Today is another Monday and I’m glad to say that I’ve turned that particular corner. It was another hectic week, here, there, everywhere…. ending up, on Friday, for work, in that beautiful stormy blustery grey and green part of Cornwall, down towards Lands End, where the light and sea glow like silver. We’re just starting work, remodelling and breathing new life into the dreamiest house in the most superb setting in one of my favourite parts of the country – which, as regular readers of the blog will know, is also my ancestral homeland. It was so good to be back in Penzance on Thursday night.

Friday was bright and brilliant, with fierce rain storms lashing us in between shimmering clear patches. 

We went for a break down at the beautiful Penberth Cove, now owned by the National Trust, which very regular readers of the blog will find familiar from time to time (such as this classic report from Cornwall three years ago, with Ruth). 

The cove is a dream. The seas were high.  A seal played in the foreshore. 

I love the boats, with perfect names – Carol & David, Father Bob…

Then, a late lunch (or an attempt at lunch, the beach cafe was shut) at Sennen, looking heavenly in the storm.  I got back to Dorset on Friday afternoon and breathed a sigh of deep relief. No plans AT ALL that weekend. A quiet supper at Dorshi, in Bridport, just with Charlie, on Friday night. On Saturday morning, we woke up early and had a good haul at the market. Then for a walk in beautiful clear blue skies and warm October sunshine, the hills glowing.

We went to the pub and read the papers and had lunch and came back and slept, and woke to the glow of a beautiful evening, ignoring, yet again, all the insane political shenanigans that afflict the headline news daily and yet – on days like this – which seem so utterly meaningless and irrelevant. 

Charlie’s garden has been overwhelmed by a ferocious alien species. It’s so beautiful. He’s waiting for a non-existent frost before doing a huge clearance. 

The light in the evenings is close to heaven. 

The dahlia border glows like fire. 

A rather rare sighting of Mavis….

A very rare sighting of Henry, the cat. 

We had that morning planned a very good and long-overdue catch up with our neighbours, Anthony and Harriet, down the valley. The sun was setting just as we went over. 

Pink clouds looked like a pre-Raphaelite painting.

Sunday morning – sparking dew-soaked lanes and hills.

The beech hangar is so beautiful, every angle like a Paul Nash or Ravilious watercolour. 

Nothing, nothing on earth feels as good as a morning walk over the chalk hills on a day of brilliant sunshine when you’ve slept like a log for two nights solidly. 

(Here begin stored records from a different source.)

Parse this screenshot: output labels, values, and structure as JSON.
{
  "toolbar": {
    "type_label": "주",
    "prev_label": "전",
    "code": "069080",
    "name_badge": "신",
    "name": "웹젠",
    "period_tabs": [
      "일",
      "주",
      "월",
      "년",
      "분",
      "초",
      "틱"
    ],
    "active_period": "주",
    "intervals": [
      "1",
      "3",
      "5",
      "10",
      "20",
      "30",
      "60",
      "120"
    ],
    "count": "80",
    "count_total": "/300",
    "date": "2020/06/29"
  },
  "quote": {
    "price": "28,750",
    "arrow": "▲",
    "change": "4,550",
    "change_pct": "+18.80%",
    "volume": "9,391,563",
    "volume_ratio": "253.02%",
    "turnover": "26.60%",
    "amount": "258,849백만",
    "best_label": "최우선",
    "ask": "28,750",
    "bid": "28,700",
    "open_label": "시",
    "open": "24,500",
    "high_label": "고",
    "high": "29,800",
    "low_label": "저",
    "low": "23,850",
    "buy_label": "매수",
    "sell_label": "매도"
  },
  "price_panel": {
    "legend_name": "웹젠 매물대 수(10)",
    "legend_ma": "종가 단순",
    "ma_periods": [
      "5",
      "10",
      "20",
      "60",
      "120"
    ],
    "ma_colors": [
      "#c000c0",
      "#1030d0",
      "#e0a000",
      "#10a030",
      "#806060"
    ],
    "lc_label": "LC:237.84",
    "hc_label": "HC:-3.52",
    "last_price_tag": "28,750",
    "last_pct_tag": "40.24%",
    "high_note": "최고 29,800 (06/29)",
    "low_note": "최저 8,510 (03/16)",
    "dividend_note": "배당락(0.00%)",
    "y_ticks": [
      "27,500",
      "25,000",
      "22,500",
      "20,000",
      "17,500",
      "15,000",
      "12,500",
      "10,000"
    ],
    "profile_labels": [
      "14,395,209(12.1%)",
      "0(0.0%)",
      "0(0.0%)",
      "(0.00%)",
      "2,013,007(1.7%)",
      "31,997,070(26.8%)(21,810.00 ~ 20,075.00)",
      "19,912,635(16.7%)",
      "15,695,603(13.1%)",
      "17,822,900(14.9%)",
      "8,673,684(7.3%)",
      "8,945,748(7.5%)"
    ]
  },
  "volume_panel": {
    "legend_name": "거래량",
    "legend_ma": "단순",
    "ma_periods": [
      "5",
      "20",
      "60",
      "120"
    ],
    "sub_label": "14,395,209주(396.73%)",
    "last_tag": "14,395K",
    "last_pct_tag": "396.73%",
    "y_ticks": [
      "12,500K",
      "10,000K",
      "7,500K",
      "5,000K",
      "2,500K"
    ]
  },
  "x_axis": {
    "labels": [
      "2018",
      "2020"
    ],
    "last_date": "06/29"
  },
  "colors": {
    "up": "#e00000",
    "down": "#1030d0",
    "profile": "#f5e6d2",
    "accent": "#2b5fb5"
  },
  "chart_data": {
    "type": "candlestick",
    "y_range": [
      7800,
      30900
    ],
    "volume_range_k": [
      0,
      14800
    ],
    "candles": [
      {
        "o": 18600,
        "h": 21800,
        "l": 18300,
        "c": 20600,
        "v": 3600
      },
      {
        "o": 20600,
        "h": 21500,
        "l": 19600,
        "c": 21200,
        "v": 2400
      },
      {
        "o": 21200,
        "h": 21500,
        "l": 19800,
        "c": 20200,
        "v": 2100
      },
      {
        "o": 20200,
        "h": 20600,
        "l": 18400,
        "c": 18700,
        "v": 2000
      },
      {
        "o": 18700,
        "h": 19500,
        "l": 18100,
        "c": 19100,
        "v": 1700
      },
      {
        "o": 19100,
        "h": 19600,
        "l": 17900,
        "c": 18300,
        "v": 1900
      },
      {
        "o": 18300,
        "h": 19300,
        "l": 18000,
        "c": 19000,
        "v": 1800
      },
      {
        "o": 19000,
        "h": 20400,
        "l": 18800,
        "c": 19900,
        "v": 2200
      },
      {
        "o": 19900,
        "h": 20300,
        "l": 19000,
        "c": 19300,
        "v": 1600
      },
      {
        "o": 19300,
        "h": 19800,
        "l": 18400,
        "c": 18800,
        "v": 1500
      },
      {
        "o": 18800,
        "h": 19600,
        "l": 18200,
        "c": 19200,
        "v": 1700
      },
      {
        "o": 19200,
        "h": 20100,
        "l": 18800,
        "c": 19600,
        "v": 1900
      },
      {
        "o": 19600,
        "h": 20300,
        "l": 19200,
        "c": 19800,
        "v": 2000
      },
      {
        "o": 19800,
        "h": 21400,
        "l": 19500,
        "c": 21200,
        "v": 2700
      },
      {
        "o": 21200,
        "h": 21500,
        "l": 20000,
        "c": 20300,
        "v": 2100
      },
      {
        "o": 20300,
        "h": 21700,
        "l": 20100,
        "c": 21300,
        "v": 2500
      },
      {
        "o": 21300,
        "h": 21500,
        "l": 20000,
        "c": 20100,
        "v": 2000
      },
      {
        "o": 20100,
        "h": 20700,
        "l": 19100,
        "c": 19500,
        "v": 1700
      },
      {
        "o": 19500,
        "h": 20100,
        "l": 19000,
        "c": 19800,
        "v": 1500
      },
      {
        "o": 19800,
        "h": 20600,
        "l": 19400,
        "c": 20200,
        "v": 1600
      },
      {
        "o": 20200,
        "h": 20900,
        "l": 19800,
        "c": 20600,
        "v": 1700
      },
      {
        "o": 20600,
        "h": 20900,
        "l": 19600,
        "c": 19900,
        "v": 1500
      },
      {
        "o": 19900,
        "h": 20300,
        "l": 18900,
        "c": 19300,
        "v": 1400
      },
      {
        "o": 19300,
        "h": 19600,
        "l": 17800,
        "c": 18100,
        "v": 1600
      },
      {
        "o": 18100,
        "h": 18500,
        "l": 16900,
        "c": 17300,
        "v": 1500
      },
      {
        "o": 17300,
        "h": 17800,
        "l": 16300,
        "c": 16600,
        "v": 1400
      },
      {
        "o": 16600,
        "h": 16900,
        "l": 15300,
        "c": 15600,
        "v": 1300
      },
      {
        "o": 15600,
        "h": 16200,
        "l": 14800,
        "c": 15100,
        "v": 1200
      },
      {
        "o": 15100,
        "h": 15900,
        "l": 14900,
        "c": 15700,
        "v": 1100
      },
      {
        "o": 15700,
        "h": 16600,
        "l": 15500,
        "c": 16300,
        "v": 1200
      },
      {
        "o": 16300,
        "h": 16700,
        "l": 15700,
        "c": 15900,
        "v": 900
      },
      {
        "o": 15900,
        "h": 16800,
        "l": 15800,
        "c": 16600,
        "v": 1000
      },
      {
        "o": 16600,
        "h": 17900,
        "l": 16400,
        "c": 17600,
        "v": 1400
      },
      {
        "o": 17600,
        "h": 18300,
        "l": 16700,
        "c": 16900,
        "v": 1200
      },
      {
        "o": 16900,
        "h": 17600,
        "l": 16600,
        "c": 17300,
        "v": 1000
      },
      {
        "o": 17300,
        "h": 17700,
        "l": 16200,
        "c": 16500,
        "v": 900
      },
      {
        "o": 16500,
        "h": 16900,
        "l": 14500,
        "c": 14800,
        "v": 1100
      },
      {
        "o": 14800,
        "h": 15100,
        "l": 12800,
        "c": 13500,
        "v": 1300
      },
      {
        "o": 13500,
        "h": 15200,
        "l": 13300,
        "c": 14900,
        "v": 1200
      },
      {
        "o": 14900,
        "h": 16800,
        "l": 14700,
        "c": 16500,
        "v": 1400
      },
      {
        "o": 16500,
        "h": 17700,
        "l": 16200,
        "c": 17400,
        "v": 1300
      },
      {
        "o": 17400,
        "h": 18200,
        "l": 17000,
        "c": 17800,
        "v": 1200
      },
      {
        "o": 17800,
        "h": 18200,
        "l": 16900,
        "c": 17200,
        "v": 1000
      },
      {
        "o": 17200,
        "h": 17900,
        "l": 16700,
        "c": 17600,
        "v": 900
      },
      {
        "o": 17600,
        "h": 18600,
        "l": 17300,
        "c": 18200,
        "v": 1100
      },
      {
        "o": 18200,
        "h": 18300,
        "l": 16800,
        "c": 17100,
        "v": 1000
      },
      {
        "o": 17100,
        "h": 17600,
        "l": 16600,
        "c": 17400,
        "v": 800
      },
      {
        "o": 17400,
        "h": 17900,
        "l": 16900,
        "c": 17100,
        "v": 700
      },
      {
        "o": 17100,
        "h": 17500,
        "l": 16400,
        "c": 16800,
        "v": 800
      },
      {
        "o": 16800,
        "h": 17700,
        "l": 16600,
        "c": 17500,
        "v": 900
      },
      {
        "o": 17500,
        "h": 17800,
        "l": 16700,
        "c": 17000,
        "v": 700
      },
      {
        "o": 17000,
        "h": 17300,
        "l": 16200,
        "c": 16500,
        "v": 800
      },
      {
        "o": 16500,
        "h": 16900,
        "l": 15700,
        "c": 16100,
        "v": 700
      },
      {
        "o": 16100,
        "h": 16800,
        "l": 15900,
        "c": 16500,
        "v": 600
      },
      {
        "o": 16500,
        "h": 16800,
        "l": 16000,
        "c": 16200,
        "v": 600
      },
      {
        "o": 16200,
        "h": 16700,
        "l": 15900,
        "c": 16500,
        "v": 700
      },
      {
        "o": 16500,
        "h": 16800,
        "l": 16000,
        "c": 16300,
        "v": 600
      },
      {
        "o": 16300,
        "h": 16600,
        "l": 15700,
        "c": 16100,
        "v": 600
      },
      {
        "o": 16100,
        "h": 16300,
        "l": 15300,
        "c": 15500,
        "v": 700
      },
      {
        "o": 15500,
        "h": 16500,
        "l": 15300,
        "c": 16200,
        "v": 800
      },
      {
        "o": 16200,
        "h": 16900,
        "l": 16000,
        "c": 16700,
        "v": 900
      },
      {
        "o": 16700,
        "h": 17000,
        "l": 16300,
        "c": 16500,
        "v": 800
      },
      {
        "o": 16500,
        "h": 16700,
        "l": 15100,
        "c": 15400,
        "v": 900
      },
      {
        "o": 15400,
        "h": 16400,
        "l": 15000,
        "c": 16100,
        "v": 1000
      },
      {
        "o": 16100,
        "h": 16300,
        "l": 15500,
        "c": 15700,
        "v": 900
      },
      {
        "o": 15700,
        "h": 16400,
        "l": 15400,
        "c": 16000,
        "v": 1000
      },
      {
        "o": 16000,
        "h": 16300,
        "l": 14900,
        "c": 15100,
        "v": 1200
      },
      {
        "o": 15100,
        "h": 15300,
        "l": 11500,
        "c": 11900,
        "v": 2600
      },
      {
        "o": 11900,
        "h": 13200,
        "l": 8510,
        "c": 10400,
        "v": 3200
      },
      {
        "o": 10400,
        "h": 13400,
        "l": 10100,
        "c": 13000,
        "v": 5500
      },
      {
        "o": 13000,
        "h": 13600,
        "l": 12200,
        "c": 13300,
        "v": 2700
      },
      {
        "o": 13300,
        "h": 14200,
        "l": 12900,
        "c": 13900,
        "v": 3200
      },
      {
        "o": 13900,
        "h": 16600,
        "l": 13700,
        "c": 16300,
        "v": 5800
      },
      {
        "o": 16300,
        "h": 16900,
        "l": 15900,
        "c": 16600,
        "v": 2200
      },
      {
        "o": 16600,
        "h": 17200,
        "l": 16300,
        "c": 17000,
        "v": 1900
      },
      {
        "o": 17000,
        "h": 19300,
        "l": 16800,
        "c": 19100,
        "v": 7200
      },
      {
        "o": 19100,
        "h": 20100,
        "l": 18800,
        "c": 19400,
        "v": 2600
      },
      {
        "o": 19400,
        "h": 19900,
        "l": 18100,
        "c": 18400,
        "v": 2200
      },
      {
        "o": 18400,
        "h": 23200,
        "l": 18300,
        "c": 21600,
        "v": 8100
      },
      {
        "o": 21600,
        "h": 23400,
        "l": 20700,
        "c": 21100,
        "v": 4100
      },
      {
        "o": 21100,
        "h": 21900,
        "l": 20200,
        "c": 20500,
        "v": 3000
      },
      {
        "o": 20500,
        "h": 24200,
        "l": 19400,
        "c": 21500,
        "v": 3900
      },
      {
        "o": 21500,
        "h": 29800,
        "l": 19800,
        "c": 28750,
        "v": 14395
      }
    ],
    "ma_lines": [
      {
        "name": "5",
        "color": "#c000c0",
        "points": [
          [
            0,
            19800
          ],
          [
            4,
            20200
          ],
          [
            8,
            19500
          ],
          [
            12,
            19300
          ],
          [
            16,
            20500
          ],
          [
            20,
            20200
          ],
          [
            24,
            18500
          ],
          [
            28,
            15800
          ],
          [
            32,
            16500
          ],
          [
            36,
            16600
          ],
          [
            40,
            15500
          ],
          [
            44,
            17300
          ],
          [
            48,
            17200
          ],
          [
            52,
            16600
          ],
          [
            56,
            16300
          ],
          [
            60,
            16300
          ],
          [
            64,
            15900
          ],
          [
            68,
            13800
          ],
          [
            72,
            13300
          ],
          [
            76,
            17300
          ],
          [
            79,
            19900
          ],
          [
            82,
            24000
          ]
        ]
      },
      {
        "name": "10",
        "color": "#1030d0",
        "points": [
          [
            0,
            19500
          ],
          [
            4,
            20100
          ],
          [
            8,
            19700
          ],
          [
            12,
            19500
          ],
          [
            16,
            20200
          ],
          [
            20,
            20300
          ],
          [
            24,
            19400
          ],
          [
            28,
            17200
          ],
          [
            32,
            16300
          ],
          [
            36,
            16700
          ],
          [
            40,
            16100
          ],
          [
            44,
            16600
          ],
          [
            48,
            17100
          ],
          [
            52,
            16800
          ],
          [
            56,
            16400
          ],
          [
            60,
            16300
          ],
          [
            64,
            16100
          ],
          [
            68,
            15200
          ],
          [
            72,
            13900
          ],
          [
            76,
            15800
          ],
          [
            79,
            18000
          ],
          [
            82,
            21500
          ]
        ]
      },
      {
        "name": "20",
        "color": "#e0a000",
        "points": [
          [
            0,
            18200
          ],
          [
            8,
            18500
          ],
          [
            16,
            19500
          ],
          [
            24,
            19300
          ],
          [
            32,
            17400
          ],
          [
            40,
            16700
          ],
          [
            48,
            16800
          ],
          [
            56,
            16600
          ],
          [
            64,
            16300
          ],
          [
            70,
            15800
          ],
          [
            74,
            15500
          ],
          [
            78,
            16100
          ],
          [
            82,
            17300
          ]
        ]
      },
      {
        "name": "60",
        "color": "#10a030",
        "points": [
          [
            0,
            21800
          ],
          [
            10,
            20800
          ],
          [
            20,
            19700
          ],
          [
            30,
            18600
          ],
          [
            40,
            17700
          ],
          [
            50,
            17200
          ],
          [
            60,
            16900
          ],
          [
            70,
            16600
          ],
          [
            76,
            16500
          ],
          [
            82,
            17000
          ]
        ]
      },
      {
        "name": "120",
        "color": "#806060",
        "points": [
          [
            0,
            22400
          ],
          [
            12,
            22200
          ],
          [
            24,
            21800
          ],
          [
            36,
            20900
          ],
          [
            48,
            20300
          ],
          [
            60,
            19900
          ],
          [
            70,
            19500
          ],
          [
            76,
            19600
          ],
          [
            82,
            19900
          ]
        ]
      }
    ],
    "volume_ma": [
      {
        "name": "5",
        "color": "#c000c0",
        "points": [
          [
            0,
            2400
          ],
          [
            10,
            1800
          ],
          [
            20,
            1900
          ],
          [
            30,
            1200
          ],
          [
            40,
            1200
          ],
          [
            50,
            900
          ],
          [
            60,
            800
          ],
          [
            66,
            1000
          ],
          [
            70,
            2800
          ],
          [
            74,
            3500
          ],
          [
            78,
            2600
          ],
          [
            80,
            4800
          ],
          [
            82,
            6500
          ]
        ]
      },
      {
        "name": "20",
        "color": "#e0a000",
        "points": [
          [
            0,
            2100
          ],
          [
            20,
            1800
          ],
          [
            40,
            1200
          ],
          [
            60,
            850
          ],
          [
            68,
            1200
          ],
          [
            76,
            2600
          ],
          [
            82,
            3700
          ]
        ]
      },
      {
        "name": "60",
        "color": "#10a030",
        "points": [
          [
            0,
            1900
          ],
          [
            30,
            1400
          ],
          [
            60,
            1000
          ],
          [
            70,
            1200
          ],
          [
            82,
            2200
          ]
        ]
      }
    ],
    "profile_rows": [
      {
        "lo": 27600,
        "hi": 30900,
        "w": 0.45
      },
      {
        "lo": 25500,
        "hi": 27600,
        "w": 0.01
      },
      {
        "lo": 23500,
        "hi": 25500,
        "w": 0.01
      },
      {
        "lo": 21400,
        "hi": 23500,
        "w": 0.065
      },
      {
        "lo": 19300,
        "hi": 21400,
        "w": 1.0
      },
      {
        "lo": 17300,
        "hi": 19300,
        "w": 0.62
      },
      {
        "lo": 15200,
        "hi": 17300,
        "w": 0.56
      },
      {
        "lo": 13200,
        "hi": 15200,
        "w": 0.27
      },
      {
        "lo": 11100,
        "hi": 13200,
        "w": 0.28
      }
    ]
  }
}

We had a long lazy Sunday lunch at Brassica, in Beaminster, and then back home to a quiet afternoon and evening doing very little at all, sorting ourselves out for the week ahead.   I’ll confess, I haven’t felt quite so rested in a very, very long time. The season turns and we readjust mind, and spirit. Autumn really is, I think, my favourite time, especially on clear late October days like these.